BALTIMORE – Takii Nikeya Smith, age 44, of Cambridge has pled guilty to federal charges of conspiracy to distribute five kilograms or more of cocaine, possession with intent to distribute cocaine, and to being a felon in possession of a firearm.
The guilty plea was announced by United States Attorney for the District of Maryland Robert K. Hur; Special Agent in Charge John Eisert of Homeland Security Investigations (HSI) Baltimore; and the members of the Dorchester and Wicomico County Narcotics Task Forces, including: Colonel William M. Pallozzi, Superintendent of the Maryland State Police; Dorchester County Sheriff James W. Phillips, Jr.; Chief Mark Lewis of the Cambridge Police Department; Chief Bruce Jones of the Hurlock Police Department; Wicomico County Sheriff Mike Lewis; Chief Barbara Duncan of the Salisbury Police Department; Chief Brian Swafford of Fruitland Police Department; Dorchester County States Attorney William Jones; and Wicomico County State’s Attorney Jamie Dykes.
According to Smith’s guilty plea, in early 2018, an investigation was conducted into the distribution of large quantities of cocaine on the Eastern Shore of Maryland, involving hundreds of hours of physical and electronic surveillance, and numerous controlled purchases of narcotics.
Information gathered through surveillance and the execution of search warrants—one of which turned up more than a kilogram of cocaine packaged for distribution—suggested that Smith was a large-scale cocaine supplier in the area. After several weeks of surveillance, Smith was stopped by the Maryland State Police and members of the Wicomico County Narcotics Task Force as he returned to Maryland from Delaware. Smith fled the traffic stop after being advised that a police K-9 would be conducting an open-air scan of his vehicle, which led to a vehicle pursuit.

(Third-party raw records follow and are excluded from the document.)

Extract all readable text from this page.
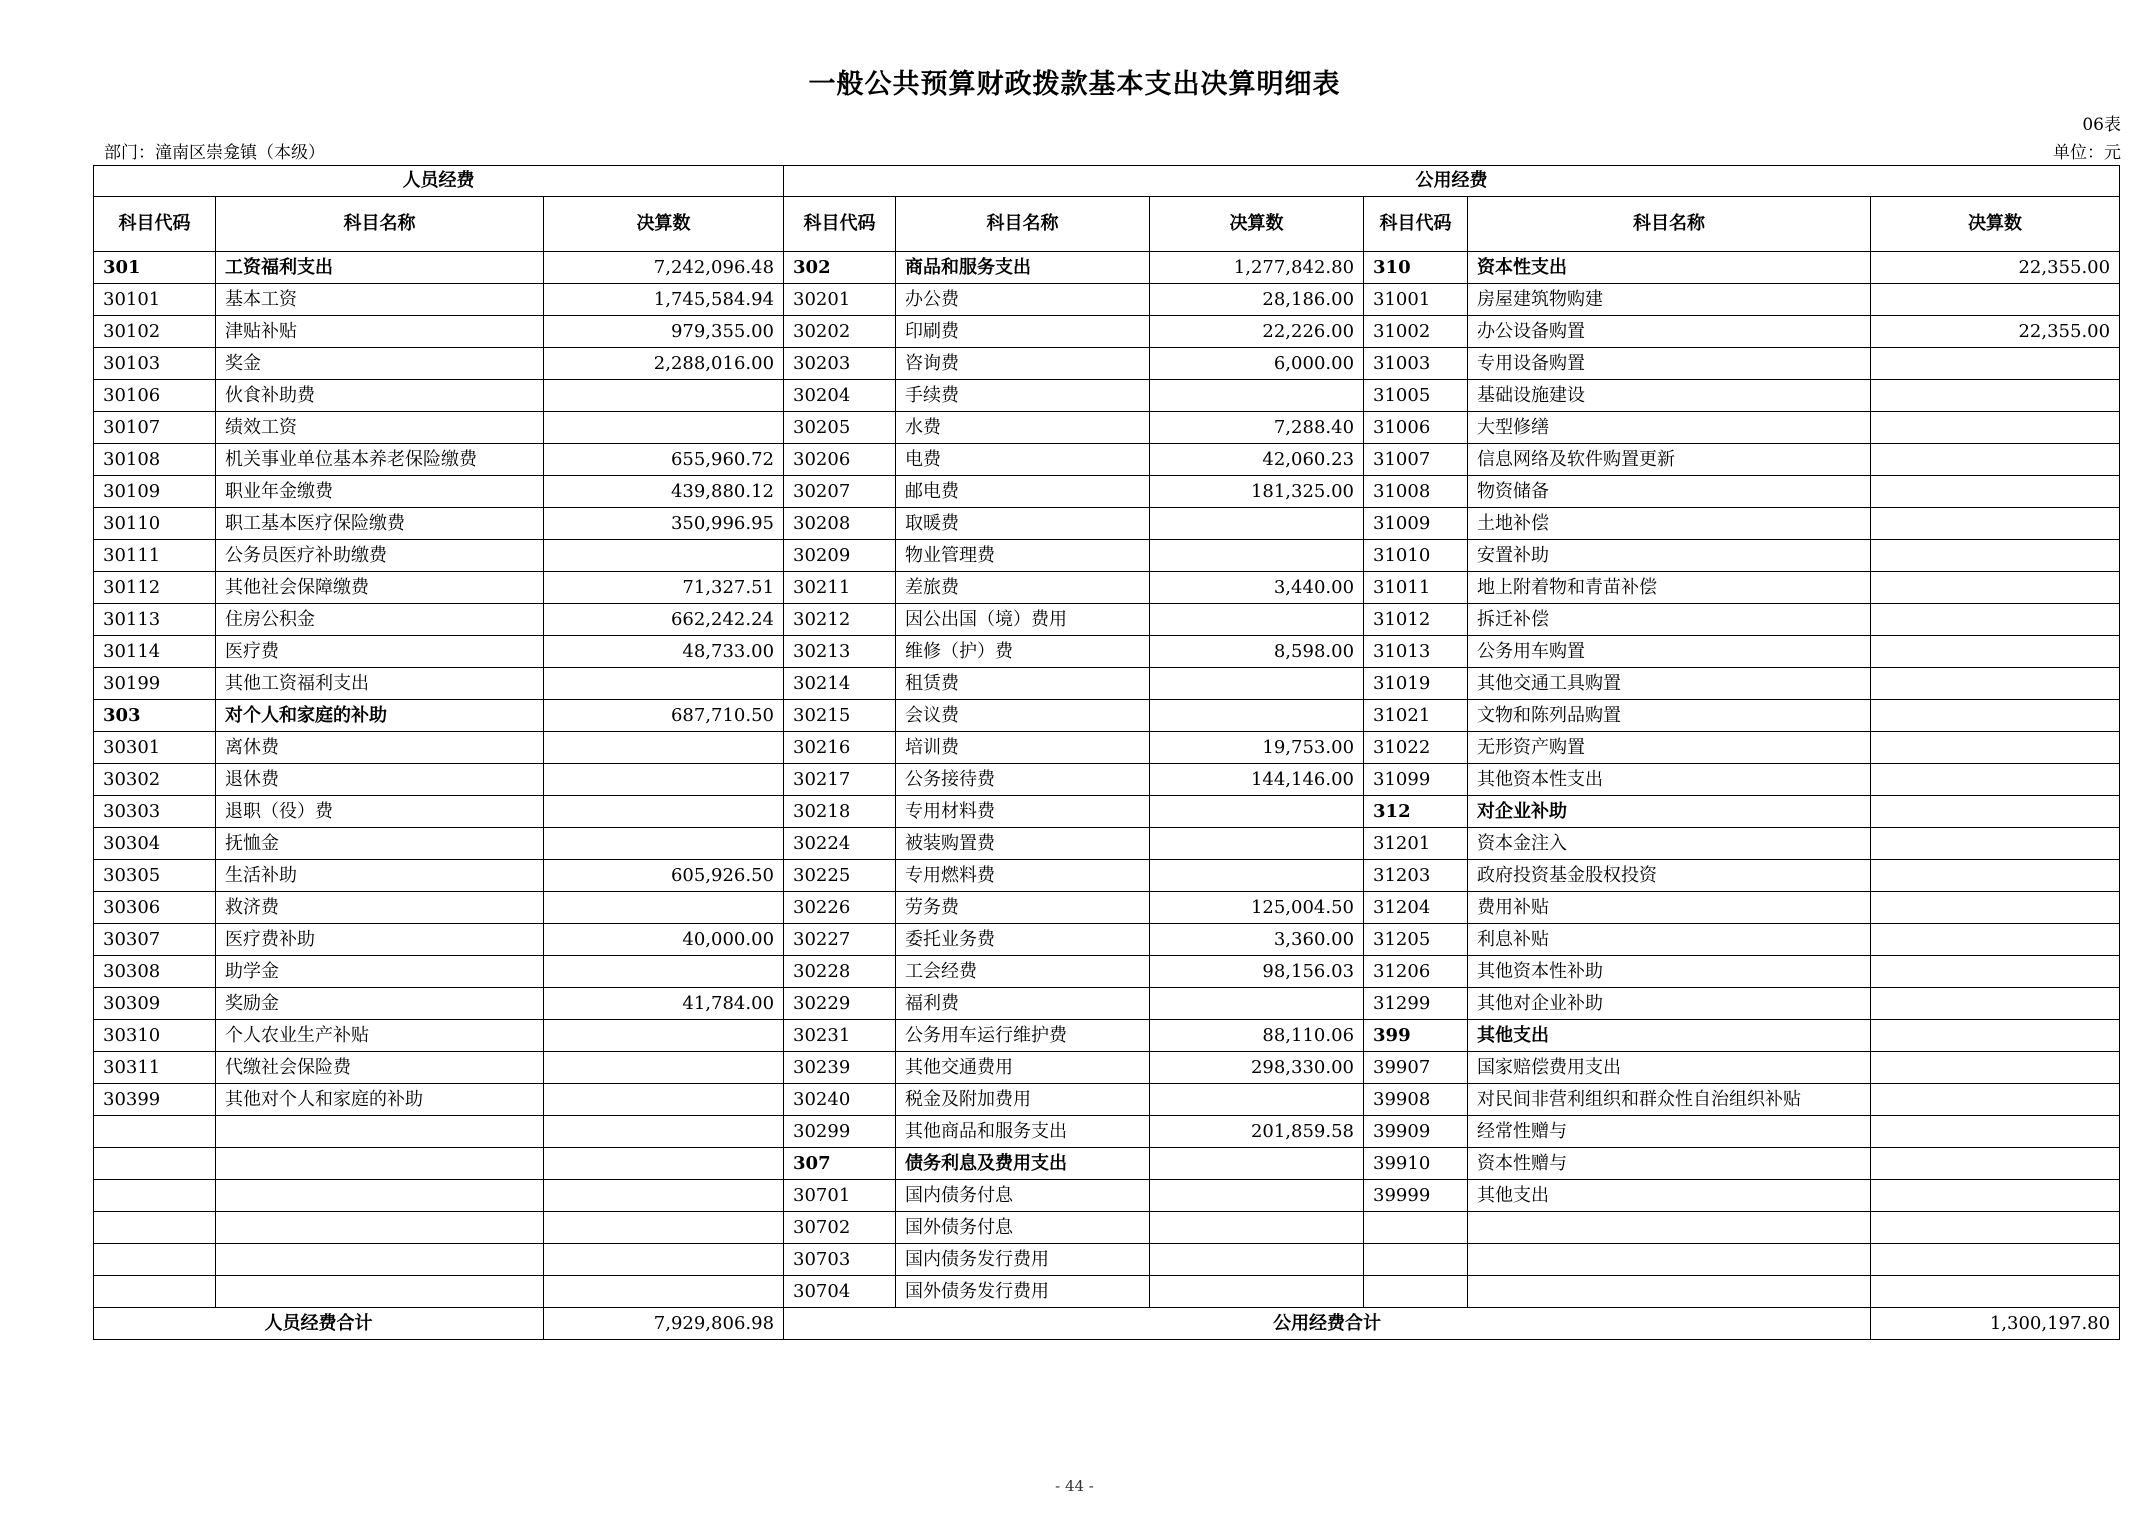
一般公共预算财政拨款基本支出决算明细表
06表
部门：潼南区崇龛镇（本级）	单位：元
人员经费			公用经费					
科目代码	科目名称	决算数	科目代码	科目名称	决算数	科目代码	科目名称	决算数
301	工资福利支出	7,242,096.48	302	商品和服务支出	1,277,842.80	310	资本性支出	22,355.00
30101	基本工资	1,745,584.94	30201	办公费	28,186.00	31001	房屋建筑物购建	
30102	津贴补贴	979,355.00	30202	印刷费	22,226.00	31002	办公设备购置	22,355.00
30103	奖金	2,288,016.00	30203	咨询费	6,000.00	31003	专用设备购置	
30106	伙食补助费		30204	手续费		31005	基础设施建设	
30107	绩效工资		30205	水费	7,288.40	31006	大型修缮	
30108	机关事业单位基本养老保险缴费	655,960.72	30206	电费	42,060.23	31007	信息网络及软件购置更新	
30109	职业年金缴费	439,880.12	30207	邮电费	181,325.00	31008	物资储备	
30110	职工基本医疗保险缴费	350,996.95	30208	取暖费		31009	土地补偿	
30111	公务员医疗补助缴费		30209	物业管理费		31010	安置补助	
30112	其他社会保障缴费	71,327.51	30211	差旅费	3,440.00	31011	地上附着物和青苗补偿	
30113	住房公积金	662,242.24	30212	因公出国（境）费用		31012	拆迁补偿	
30114	医疗费	48,733.00	30213	维修（护）费	8,598.00	31013	公务用车购置	
30199	其他工资福利支出		30214	租赁费		31019	其他交通工具购置	
303	对个人和家庭的补助	687,710.50	30215	会议费		31021	文物和陈列品购置	
30301	离休费		30216	培训费	19,753.00	31022	无形资产购置	
30302	退休费		30217	公务接待费	144,146.00	31099	其他资本性支出	
30303	退职（役）费		30218	专用材料费		312	对企业补助	
30304	抚恤金		30224	被装购置费		31201	资本金注入	
30305	生活补助	605,926.50	30225	专用燃料费		31203	政府投资基金股权投资	
30306	救济费		30226	劳务费	125,004.50	31204	费用补贴	
30307	医疗费补助	40,000.00	30227	委托业务费	3,360.00	31205	利息补贴	
30308	助学金		30228	工会经费	98,156.03	31206	其他资本性补助	
30309	奖励金	41,784.00	30229	福利费		31299	其他对企业补助	
30310	个人农业生产补贴		30231	公务用车运行维护费	88,110.06	399	其他支出	
30311	代缴社会保险费		30239	其他交通费用	298,330.00	39907	国家赔偿费用支出	
30399	其他对个人和家庭的补助		30240	税金及附加费用		39908	对民间非营利组织和群众性自治组织补贴	
			30299	其他商品和服务支出	201,859.58	39909	经常性赠与	
			307	债务利息及费用支出		39910	资本性赠与	
			30701	国内债务付息		39999	其他支出	
			30702	国外债务付息				
			30703	国内债务发行费用				
			30704	国外债务发行费用				
人员经费合计		7,929,806.98	公用经费合计					1,300,197.80
- 44 -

Smith was ultimately apprehended when his vehicle got stuck in mud while driving over farm land. Later, after receiving citizen complaints about packages found along roadways traversed during the pursuit, law enforcement recovered two kilogram packages of cocaine. According to the guilty plea, Smith admitted that the drugs belonged to him and that he had discarded them during his flight from law enforcement.
Search warrants were subsequently executed at one of Smith’s properties in Mardela Springs and at a trailer that Smith had stored at an auto body shop. Law enforcement recovered more than 600 grams of cocaine, a digital scale, cutting agents, and other drug distribution paraphernalia, as well as several rounds of .40-caliber ammunition from in and near the house. From the trailer, law enforcement recovered three firearms—a 9mm pistol, a .40-caliber pistol, and an AR-15 rifle—as well as $347,000 in cash in a vacuum-sealed bag. Smith knew that he was prohibited from possessing a firearm or ammunition as the result of a previous felony conviction.
Smith had previously been charged in 1999 with intent to distribute a controlled dangerous substance, and in 2007 for the same and also narcotics.
Smith and the government have agreed that, if the Court accepts the plea agreement, Smith will be sentenced to 13 years in federal prison. U.S. District Judge George L. Russell, III has scheduled sentencing for March 12, 2020.
This case is part of Project Safe Neighborhoods (PSN), a program bringing together all levels of law enforcement and the communities they serve to reduce violent crime and make our neighborhoods safer for everyone. Project Safe Neighborhoods (PSN) is the centerpiece of the Department of Justice’s violent crime reduction efforts. PSN is an evidence-based program proven to be effective at reducing violent crime. Through PSN, a broad spectrum of stakeholders work together to identify the most pressing violent crime problems in the community and develop comprehensive solutions to address them. As part of this strategy, PSN focuses enforcement efforts on the most violent offenders and partners with locally based prevention and reentry programs for lasting reductions in crime.
United States Attorney Robert K. Hur commended HSI, and participating agencies in the Dorchester and Wicomico County Narcotics Task Forces, who are both part of the High Intensity Drug Trafficking Area (HIDTA) Initiative, for their work in the investigation. Hur also thanked Assistant U.S. Attorneys Christopher M. Rigali and Christopher J. Romano who are prosecuting this Organized Crime Drug Enforcement Task Force case.